Who is affected. Research mathematicians now have working evidence that frontier reasoning models can contribute novel constructions in active subfields, not just reproduce known results. For AI labs, the result strengthens the inference-time-scaling thesis underpinning current product roadmaps. For adjacent sciences — biology, physics, materials — OpenAI explicitly frames the same long-horizon reasoning capability as transferable, though that claim remains untested.

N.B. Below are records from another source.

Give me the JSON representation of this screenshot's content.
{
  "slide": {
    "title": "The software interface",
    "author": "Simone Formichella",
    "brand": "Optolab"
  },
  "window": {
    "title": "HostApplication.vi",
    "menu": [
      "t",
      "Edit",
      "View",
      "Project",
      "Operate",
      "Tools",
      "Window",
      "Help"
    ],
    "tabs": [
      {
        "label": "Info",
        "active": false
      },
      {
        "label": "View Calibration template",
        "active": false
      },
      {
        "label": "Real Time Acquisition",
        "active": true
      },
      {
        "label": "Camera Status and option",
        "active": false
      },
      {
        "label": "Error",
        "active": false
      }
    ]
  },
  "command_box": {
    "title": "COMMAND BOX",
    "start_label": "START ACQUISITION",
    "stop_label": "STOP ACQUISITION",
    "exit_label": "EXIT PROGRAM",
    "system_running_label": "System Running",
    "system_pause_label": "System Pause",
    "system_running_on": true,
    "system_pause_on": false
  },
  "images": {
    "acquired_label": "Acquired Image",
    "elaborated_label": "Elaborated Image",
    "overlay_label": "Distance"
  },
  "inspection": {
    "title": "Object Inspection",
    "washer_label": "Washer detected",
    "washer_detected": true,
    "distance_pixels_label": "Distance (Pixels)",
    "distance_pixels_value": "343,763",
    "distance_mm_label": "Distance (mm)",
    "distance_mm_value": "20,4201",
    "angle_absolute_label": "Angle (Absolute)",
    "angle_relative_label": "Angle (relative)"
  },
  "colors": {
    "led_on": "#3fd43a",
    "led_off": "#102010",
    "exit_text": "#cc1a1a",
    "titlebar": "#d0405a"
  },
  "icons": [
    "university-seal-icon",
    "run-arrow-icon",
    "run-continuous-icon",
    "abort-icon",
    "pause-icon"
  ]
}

What to watch next. Whether algebraic number theorists revisit other open problems in discrete geometry along the bridge this proof opened, as Bloom predicts; whether the model — or its successor — is released publicly with comparable capability; how peer review handles the increasing volume of AI-assisted proofs; and whether competing labs (DeepMind, Anthropic) produce comparable autonomous research results outside Olympiad-style benchmarks.
Sources:
- [HN · 1197↑] An OpenAI model has disproved a central conjecture in discrete geometry — Hacker News
- [AINews] OpenAI GPT-next disproves 80 year old Erdős planar unit distance problem for under $1000 — Latent Space
- The Erdős Breakthrough — YouTube · OpenAI
- OpenAI claims it solved an 80-year-old math problem — for real this time — TechCrunch AI
Today's three stories trace a single arc. The compute that Anthropic is buying from xAI is the same kind of compute that produced OpenAI's Erdős proof in under 32 hours, and the same kind that Google is now packaging into Antigravity-orchestrated agents on a billion-user Search box. The capital intensity revealed in SpaceX's S-1 — $15B in annual contracts, $2.8B in turbines, gigawatt-scale facilities — is the infrastructure layer; agentic Search and personal AI are the consumer monetization; and autonomous mathematical discovery is the upper bound on what that stack can now do unsupervised. The frontier is no longer about which model scores highest on a benchmark, but about who controls the data centers, the agent harnesses, and the long-horizon reasoning loops on top of them.